The answer is yes:
As in air's answer, let's consider the case $m=n=1$. Let $H(t)=\Pr[Z_1\le t]$ and $I(t)=\Pr[Z_2\le t]$ be the known cdfs of $Z_1=\min(X,Y)$ and $Z_2=\max(X,Y)$. Again, as in air's answer, we have that $H$ and $I$ are related to $F$ and $G$ by the system of equations:
\begin{align*} H=&1-(1-F)(1-G)=F+G-F\,G\\ I=& F\,G \end{align*}
Thus, since $F=I/G$ by the second equation, we obtain from equation one that $H = \frac{I}{G}+G-I$, or $$ G^2- (H+I) G + I =0$$.
Solving the quadratic equation give us: $G=\frac{(H+I)+\sqrt{(H+I)^2-4I}}{2}$ (the negative root is not consistent with $1\ge H\ge I \ge 0$) and so $F=\frac{2I}{(H+I)+\sqrt{(H+I)^2-4I}}$. That is, we identified $F$ and $G$.

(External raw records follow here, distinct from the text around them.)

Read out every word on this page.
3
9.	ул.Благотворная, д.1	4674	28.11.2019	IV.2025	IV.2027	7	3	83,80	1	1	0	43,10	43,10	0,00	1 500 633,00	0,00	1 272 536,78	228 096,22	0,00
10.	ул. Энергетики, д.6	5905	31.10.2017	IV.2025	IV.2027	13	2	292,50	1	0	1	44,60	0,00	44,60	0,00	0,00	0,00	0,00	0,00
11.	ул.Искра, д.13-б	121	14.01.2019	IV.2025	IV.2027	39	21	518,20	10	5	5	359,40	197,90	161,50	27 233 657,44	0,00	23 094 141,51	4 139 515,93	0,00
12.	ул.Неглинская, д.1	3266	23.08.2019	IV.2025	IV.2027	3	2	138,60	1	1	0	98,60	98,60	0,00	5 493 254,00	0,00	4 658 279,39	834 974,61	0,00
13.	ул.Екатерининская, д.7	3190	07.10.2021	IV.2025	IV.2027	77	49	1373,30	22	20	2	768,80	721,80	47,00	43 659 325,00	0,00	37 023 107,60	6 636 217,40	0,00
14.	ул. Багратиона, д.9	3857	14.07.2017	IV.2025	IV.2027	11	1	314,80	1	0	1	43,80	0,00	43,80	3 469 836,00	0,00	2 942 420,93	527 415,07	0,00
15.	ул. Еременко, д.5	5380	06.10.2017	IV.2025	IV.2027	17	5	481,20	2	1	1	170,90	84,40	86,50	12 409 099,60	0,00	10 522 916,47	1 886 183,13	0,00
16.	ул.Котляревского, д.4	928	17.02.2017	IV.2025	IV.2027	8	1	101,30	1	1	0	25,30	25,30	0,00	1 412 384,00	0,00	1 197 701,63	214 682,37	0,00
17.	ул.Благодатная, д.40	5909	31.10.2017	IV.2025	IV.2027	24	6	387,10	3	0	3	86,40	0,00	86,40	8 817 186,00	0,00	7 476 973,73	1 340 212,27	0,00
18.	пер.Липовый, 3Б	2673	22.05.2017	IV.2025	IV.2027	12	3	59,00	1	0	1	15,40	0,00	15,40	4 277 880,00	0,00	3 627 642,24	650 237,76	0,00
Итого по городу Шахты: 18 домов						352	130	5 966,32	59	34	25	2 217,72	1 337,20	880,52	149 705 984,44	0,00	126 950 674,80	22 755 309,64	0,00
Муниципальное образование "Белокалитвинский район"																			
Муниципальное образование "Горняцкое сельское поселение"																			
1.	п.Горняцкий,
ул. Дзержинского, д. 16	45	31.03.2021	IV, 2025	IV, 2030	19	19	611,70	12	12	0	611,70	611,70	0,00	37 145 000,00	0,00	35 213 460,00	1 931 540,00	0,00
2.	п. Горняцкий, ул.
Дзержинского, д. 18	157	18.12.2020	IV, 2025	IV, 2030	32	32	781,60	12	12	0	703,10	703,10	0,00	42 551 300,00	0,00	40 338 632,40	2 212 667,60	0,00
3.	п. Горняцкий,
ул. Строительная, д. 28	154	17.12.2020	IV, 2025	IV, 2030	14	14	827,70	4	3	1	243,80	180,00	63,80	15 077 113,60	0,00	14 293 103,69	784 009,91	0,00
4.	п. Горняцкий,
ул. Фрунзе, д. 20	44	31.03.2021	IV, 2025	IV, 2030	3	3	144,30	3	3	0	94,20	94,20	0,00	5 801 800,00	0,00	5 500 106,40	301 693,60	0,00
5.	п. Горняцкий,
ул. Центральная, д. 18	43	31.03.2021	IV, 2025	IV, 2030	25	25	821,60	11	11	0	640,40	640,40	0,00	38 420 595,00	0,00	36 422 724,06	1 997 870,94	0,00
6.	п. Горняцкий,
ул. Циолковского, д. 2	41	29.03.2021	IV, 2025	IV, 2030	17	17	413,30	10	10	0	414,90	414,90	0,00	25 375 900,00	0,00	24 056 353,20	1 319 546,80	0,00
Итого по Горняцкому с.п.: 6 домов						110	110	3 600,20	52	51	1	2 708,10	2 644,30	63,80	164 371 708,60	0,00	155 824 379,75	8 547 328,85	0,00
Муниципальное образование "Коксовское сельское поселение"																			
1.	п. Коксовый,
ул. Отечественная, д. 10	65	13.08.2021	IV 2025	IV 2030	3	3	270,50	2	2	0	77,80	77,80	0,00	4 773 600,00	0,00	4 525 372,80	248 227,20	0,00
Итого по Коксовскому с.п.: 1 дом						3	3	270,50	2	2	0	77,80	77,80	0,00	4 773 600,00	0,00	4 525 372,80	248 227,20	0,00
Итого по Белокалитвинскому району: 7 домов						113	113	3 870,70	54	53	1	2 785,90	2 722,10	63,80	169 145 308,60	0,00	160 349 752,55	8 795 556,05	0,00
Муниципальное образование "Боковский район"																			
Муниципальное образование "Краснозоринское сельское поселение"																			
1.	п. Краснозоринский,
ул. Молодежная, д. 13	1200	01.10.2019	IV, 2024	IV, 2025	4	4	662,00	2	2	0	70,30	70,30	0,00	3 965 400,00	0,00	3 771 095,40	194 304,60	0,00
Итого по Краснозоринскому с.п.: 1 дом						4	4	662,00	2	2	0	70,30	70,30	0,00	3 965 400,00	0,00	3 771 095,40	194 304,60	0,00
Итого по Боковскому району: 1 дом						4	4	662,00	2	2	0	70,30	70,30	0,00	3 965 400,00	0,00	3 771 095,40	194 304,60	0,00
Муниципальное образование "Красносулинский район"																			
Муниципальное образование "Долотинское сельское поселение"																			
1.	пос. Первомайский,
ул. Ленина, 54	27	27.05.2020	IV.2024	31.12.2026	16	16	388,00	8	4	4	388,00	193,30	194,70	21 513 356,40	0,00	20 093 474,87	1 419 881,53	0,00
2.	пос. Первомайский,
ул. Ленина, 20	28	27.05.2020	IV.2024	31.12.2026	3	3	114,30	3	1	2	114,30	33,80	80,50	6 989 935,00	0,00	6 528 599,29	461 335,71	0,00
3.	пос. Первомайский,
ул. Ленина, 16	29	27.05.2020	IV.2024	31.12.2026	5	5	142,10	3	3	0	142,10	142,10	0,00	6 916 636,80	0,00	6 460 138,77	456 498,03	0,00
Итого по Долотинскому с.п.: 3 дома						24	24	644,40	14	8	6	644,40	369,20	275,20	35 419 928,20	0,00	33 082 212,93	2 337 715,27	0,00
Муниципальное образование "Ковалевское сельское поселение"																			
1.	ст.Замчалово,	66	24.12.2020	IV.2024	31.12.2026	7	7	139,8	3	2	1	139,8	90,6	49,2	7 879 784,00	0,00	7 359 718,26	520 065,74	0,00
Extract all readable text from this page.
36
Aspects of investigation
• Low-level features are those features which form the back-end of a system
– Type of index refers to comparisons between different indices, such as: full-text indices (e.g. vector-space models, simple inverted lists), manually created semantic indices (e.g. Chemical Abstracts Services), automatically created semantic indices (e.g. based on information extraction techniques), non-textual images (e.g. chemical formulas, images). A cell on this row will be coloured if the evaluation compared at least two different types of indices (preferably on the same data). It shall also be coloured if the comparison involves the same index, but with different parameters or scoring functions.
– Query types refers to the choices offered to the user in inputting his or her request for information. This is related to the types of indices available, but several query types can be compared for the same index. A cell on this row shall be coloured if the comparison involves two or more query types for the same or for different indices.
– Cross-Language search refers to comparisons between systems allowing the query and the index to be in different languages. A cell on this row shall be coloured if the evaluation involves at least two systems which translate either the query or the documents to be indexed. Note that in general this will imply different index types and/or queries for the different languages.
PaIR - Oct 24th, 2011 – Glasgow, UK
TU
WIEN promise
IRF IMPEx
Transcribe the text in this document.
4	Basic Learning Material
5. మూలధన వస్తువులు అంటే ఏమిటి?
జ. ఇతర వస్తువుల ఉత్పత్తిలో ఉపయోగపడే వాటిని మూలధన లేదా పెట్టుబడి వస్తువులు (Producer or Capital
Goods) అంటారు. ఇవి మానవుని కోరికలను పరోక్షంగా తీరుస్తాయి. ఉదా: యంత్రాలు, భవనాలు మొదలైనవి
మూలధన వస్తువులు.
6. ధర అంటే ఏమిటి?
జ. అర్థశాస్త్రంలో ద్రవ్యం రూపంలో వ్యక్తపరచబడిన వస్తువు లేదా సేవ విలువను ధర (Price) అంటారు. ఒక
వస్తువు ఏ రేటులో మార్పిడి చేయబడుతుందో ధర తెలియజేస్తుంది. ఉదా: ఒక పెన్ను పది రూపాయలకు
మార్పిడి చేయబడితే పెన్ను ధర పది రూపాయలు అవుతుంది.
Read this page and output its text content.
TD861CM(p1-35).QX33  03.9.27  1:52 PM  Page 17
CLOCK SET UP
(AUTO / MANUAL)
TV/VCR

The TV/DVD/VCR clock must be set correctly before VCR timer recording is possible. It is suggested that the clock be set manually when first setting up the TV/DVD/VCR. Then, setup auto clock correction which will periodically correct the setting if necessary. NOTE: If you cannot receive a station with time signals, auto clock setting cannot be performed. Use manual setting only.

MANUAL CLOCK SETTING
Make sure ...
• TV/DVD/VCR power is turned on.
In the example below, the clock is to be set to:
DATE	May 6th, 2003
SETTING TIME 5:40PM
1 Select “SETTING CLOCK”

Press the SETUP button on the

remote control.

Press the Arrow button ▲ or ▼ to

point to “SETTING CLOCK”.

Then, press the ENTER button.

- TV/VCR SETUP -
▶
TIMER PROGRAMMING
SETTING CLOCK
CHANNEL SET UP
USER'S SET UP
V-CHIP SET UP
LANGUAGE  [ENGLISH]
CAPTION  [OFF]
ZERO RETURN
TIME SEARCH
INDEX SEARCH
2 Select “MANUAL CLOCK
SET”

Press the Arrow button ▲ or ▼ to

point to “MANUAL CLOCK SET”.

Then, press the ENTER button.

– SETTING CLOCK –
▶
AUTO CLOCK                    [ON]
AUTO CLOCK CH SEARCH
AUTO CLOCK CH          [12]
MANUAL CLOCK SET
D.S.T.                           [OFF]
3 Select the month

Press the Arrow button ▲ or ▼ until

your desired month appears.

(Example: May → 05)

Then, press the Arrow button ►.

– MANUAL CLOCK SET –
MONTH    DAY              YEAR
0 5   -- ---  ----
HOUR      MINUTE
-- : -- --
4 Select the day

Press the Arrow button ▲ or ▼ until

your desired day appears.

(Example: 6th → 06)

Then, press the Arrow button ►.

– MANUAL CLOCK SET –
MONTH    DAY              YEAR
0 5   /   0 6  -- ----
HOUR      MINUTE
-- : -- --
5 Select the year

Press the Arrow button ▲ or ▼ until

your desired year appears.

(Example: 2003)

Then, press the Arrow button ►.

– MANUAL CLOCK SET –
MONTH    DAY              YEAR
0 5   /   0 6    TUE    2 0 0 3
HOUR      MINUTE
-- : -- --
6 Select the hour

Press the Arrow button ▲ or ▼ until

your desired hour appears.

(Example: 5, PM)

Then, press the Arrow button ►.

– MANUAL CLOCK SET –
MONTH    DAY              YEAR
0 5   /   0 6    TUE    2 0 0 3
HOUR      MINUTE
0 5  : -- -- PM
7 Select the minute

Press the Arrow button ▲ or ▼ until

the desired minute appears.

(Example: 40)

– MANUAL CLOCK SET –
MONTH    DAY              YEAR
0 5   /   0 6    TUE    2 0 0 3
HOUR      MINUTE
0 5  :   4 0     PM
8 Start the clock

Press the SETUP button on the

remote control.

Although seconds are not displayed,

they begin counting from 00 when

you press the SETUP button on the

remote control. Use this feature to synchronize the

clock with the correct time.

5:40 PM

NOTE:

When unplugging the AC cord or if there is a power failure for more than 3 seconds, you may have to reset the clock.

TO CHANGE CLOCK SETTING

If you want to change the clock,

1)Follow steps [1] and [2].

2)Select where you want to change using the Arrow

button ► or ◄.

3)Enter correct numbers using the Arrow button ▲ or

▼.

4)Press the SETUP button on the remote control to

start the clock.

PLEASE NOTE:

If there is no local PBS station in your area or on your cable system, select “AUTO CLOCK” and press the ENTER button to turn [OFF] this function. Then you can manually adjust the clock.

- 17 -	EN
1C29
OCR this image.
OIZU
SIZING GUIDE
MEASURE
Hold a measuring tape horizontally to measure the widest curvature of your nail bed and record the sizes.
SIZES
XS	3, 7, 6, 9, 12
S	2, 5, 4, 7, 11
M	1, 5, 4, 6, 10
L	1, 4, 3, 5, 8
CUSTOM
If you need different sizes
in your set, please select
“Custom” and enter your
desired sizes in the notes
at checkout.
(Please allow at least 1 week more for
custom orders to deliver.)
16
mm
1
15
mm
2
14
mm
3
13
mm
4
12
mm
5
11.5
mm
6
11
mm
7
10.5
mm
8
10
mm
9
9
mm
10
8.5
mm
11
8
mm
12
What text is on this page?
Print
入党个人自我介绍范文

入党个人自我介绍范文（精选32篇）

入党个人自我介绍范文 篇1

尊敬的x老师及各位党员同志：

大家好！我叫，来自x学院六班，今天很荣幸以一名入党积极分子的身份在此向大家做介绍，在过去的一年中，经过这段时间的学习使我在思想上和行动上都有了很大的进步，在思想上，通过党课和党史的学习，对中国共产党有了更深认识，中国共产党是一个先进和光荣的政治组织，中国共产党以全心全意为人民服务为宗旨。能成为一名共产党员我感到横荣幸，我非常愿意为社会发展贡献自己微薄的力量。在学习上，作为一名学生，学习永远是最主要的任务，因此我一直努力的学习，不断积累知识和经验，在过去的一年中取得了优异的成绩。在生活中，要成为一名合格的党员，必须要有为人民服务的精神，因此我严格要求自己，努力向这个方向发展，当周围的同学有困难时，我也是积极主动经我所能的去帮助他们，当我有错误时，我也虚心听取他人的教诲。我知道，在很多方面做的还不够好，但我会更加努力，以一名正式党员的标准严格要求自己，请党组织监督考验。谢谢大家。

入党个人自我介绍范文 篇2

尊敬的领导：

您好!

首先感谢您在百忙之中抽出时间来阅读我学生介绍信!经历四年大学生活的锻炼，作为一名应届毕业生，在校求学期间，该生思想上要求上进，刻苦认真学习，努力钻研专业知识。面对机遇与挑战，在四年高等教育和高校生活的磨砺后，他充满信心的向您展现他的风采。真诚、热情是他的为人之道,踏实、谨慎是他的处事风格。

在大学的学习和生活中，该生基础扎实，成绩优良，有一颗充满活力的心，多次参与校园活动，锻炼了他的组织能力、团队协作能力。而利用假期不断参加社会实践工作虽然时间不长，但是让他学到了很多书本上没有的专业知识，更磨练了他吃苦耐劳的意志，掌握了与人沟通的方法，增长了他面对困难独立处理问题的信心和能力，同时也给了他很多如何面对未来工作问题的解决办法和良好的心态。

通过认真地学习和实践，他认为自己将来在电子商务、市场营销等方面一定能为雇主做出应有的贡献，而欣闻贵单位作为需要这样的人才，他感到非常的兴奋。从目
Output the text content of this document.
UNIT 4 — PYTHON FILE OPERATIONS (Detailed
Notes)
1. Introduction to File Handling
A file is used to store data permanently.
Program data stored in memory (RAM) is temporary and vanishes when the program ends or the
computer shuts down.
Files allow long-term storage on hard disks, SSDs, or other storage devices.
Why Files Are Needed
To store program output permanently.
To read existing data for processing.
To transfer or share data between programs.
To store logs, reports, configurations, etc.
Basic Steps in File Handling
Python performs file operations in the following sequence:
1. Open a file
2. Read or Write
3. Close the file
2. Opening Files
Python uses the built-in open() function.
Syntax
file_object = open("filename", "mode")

Now consider the general case, $H(t)=\Pr[Z_1\le t]$ and $I(t)=\Pr[Z_{m+n}\le t]$ and so:
\begin{align*} H=&1-(1-F)^n(1-G)^m\\ I=& F^n\,G^m \end{align*} Although, we might not be able able to explicitly solve for $F$ and $G$, it is still possible to solve it numerically for $F(t)$ and $G(t)$ given the values of $H(t)$ and $I(t)$. Thus, you can identify $F$ and $G$ only using two order statistics: $Z_1$ and $Z_{m+n}$.